TIDAK salah jika banyak tenaga kerja Indonesia di luar negeri merasa menjadi anak terbuang. Berulang kali para pahlawan remitan itu harus terjebak dalam kondisi tidak manusiawi bahkan hingga meregang nyawa.
Cerita lama itu terulang di penghujung pemerintahan Presiden Susilo Bambang Yudhoyono. Sementara Presiden melakukan lawatan ke berbagai daerah, termasuk kesibukan berkampanye, buruh migran bernama Satinah terancam hukuman pancung.
Perempuan asal Semarang, Jawa Tengah, itu akan dihukum mati pada 12 April mendatang setelah ditetapkan bersalah oleh pemerintah Arab Saudi, atas pembunuhan majikannya, Nura Al Gharib. Satinah juga dinyatakan mencuri uang sebesar SR37.970, atau Rp100 juta lebih, pada Juni 2007. Satinah bisa selamat jika membayar diat, atau ganti rugi, selambatnya 3 April 2014.
Namun, diat sebesar Rp21 miliar jelas hanya bisa dipenuhi dalam mimpi oleh keluarga Satinah. Pemerintah melalui Kementerian Luar Negeri memang menyediakan dana sebesar SR4 juta, atau Rp12,4 miliar, untuk membayar diat tersebut. Melalui berbagai jalan, pemerintah juga tengah menegosiasikan penurunan uang diat tersebut. Namun, peran yang dijalankan pemerintah semestinya jauh lebih besar. Ibarat pemadam kebakaran, pemerintah baru bekerja setelah api muncul.
Tidak mengherankan, seperti yang terjadi pada Satinah, pembebasan tidak kunjung tercapai meski sudah bertahun-tahun. Jika pendekatan seperti itu yang terus dipilih pemerintah, bukan tidak mungkin kondisi sama juga dialami 48 buruh migran yang juga sudah divonis hukum pancung oleh pemerintah Arab Saudi. Tingginya angka buruh migran yang terjerat hukuman berat juga gambaran lemahnya perjuangan hukum dan diplomasi yang dilakukan pemerintah.
Pada 2011, lemahnya diplomasi berbuah pelaksanaan hukuman pancung terhadap Ruyati yang diklaim pemerintah tanpa pemberitahuan dari pemerintah Arab Saudi. Kita iri dengan sikap pemerintah Filipina yang sigap membebaskan buruh migrannya yang terancam hukuman mati di Uni Emirat Arab, beberapa waktu silam. Pembebasan itu terjadi setelah Presiden Filipina saat itu Fidel Ramos menelepon Raja UEA. Diplomasi langsung macam itu juga sebenarnya bukan baru di Indonesia.

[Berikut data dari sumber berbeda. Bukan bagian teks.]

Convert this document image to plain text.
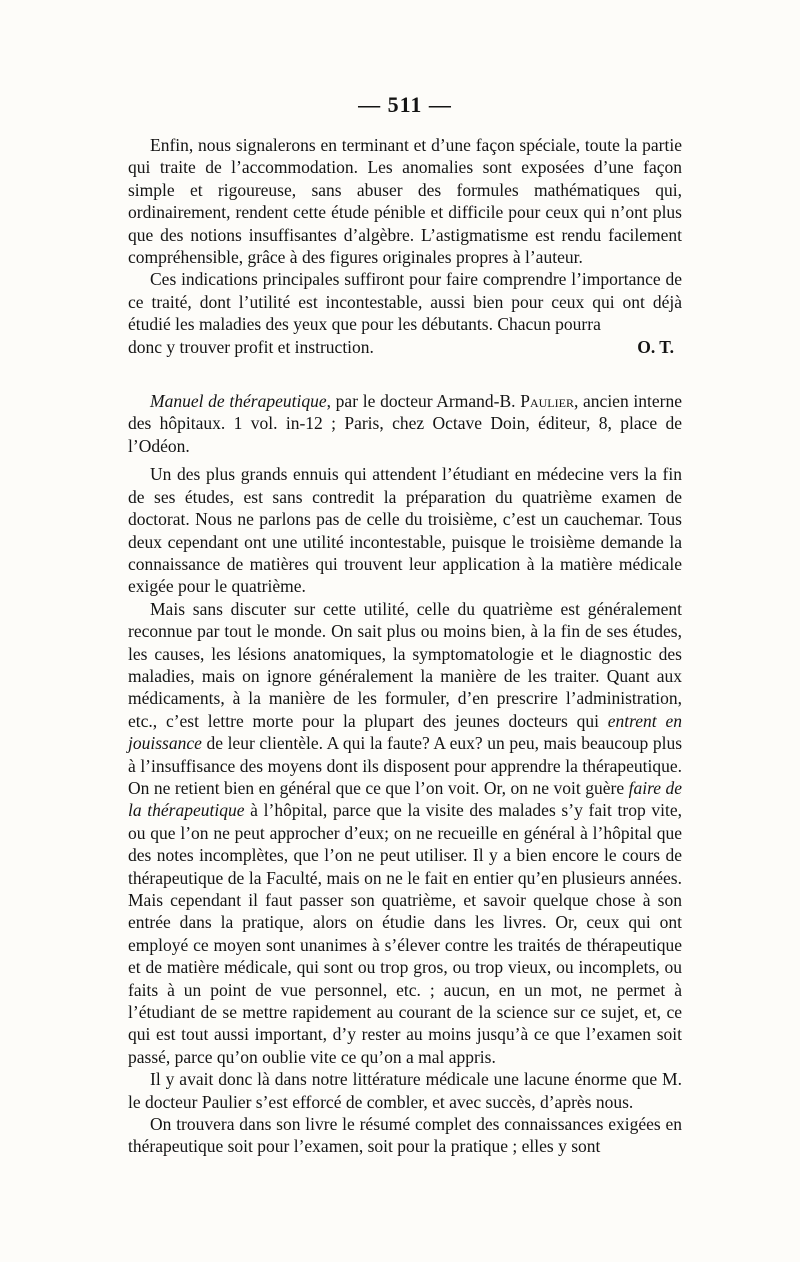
— 511 —

Enfin, nous signalerons en terminant et d’une façon spéciale, toute la partie qui traite de l’accommodation. Les anomalies sont exposées d’une façon simple et rigoureuse, sans abuser des formules mathématiques qui, ordinairement, rendent cette étude pénible et difficile pour ceux qui n’ont plus que des notions insuffisantes d’algèbre. L’astigmatisme est rendu facilement compréhensible, grâce à des figures originales propres à l’auteur.

Ces indications principales suffiront pour faire comprendre l’importance de ce traité, dont l’utilité est incontestable, aussi bien pour ceux qui ont déjà étudié les maladies des yeux que pour les débutants. Chacun pourra

donc y trouver profit et instruction.	O. T.

Manuel de thérapeutique, par le docteur Armand-B. Paulier, ancien interne des hôpitaux. 1 vol. in-12 ; Paris, chez Octave Doin, éditeur, 8, place de l’Odéon.

Un des plus grands ennuis qui attendent l’étudiant en médecine vers la fin de ses études, est sans contredit la préparation du quatrième examen de doctorat. Nous ne parlons pas de celle du troisième, c’est un cauchemar. Tous deux cependant ont une utilité incontestable, puisque le troisième demande la connaissance de matières qui trouvent leur application à la matière médicale exigée pour le quatrième.

Mais sans discuter sur cette utilité, celle du quatrième est généralement reconnue par tout le monde. On sait plus ou moins bien, à la fin de ses études, les causes, les lésions anatomiques, la symptomatologie et le diagnostic des maladies, mais on ignore généralement la manière de les traiter. Quant aux médicaments, à la manière de les formuler, d’en prescrire l’administration, etc., c’est lettre morte pour la plupart des jeunes docteurs qui entrent en jouissance de leur clientèle. A qui la faute? A eux? un peu, mais beaucoup plus à l’insuffisance des moyens dont ils disposent pour apprendre la thérapeutique. On ne retient bien en général que ce que l’on voit. Or, on ne voit guère faire de la thérapeutique à l’hôpital, parce que la visite des malades s’y fait trop vite, ou que l’on ne peut approcher d’eux; on ne recueille en général à l’hôpital que des notes incomplètes, que l’on ne peut utiliser. Il y a bien encore le cours de thérapeutique de la Faculté, mais on ne le fait en entier qu’en plusieurs années. Mais cependant il faut passer son quatrième, et savoir quelque chose à son entrée dans la pratique, alors on étudie dans les livres. Or, ceux qui ont employé ce moyen sont unanimes à s’élever contre les traités de thérapeutique et de matière médicale, qui sont ou trop gros, ou trop vieux, ou incomplets, ou faits à un point de vue personnel, etc. ; aucun, en un mot, ne permet à l’étudiant de se mettre rapidement au courant de la science sur ce sujet, et, ce qui est tout aussi important, d’y rester au moins jusqu’à ce que l’examen soit passé, parce qu’on oublie vite ce qu’on a mal appris.

Il y avait donc là dans notre littérature médicale une lacune énorme que M. le docteur Paulier s’est efforcé de combler, et avec succès, d’après nous.

On trouvera dans son livre le résumé complet des connaissances exigées en thérapeutique soit pour l’examen, soit pour la pratique ; elles y sont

Presiden Abdurrahman Wahid, misalnya, berhasil membebaskan Siti Zainab setelah berbicara dengan Raja Arab Saudi. Oleh karena itu, sudah sewajarnya pula Presiden Susilo Bambang Yudhoyono ikut langsung memperjuangkan warga negaranya yang nyawanya terancam di negeri orang. Diplomasi Presiden juga bukan hanya menjadi bukti nyata dari janji kampanye, melainkan juga memang kewajiban yang semestinya tetap dipenuhi selama memerintah.

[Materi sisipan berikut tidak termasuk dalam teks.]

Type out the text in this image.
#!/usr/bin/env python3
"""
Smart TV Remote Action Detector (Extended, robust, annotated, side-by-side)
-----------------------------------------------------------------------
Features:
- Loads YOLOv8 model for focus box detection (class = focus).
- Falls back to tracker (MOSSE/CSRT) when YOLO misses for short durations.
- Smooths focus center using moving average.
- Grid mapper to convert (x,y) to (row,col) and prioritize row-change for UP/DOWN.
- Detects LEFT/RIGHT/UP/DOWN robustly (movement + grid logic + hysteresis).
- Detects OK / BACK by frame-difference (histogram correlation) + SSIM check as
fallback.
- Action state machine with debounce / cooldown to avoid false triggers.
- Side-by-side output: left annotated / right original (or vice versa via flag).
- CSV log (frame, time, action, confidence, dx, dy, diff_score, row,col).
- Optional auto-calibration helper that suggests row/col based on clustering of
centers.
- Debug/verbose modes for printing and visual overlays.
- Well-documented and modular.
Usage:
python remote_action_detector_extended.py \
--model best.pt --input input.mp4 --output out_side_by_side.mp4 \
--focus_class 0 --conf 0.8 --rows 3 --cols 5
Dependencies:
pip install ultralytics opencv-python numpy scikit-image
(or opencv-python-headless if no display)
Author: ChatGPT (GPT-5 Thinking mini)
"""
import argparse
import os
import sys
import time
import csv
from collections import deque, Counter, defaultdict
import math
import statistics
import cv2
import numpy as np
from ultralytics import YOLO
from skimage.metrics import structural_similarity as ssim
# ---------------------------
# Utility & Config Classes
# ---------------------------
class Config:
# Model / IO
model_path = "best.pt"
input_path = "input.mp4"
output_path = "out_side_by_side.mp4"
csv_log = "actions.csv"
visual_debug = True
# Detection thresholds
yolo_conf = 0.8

Tidak berhenti di situ, sudah selayaknya pula Presiden fokus menyelesaikan berbagai pekerjaan rumah yang belum terselesaikan di sisa masa jabatannya, termasuk melindungi buruh migran. Pasalnya, sudah jamak terjadi, lilitan hukum terhadap buruh migran juga buah dari kondisi kerja mereka yang tidak manusiawi. Itu disebabkan kita lebih banyak mengirim tenaga kasar, bukan tenaga kerja berketerampilan.

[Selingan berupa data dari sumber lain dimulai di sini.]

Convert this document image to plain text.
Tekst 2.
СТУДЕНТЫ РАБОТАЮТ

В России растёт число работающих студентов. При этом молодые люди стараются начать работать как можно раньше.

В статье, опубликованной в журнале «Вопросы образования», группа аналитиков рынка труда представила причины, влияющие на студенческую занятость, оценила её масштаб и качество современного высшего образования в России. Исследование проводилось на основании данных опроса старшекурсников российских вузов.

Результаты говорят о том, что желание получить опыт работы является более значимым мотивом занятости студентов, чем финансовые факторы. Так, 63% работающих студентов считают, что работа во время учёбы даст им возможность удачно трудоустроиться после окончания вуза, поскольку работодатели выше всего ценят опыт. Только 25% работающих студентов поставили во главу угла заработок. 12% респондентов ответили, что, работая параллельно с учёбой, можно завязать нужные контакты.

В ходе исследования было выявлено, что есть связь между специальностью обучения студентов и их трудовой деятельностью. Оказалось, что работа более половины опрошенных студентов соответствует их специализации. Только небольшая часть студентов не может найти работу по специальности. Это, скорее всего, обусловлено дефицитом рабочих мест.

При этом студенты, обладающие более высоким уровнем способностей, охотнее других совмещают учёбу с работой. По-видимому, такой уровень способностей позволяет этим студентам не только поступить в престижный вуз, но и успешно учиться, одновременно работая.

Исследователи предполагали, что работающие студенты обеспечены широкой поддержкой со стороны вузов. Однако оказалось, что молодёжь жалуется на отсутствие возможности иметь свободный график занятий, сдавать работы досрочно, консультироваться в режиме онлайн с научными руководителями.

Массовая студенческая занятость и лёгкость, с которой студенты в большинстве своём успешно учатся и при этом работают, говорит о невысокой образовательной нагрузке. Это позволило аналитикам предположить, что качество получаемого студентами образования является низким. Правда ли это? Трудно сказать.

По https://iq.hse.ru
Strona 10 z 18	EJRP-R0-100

Pemerintah telah gagal menyediakan lapangan kerja di dalam negeri sehingga banyak tenaga kerja kita yang mengais rezeki di negeri seberang. Ketika pemenuhan lapangan kerja di dalam negeri tidak disediakan, perlindungan terhadap buruh migran semestinya menjadi hal minimal yang dipenuhi pemerintah.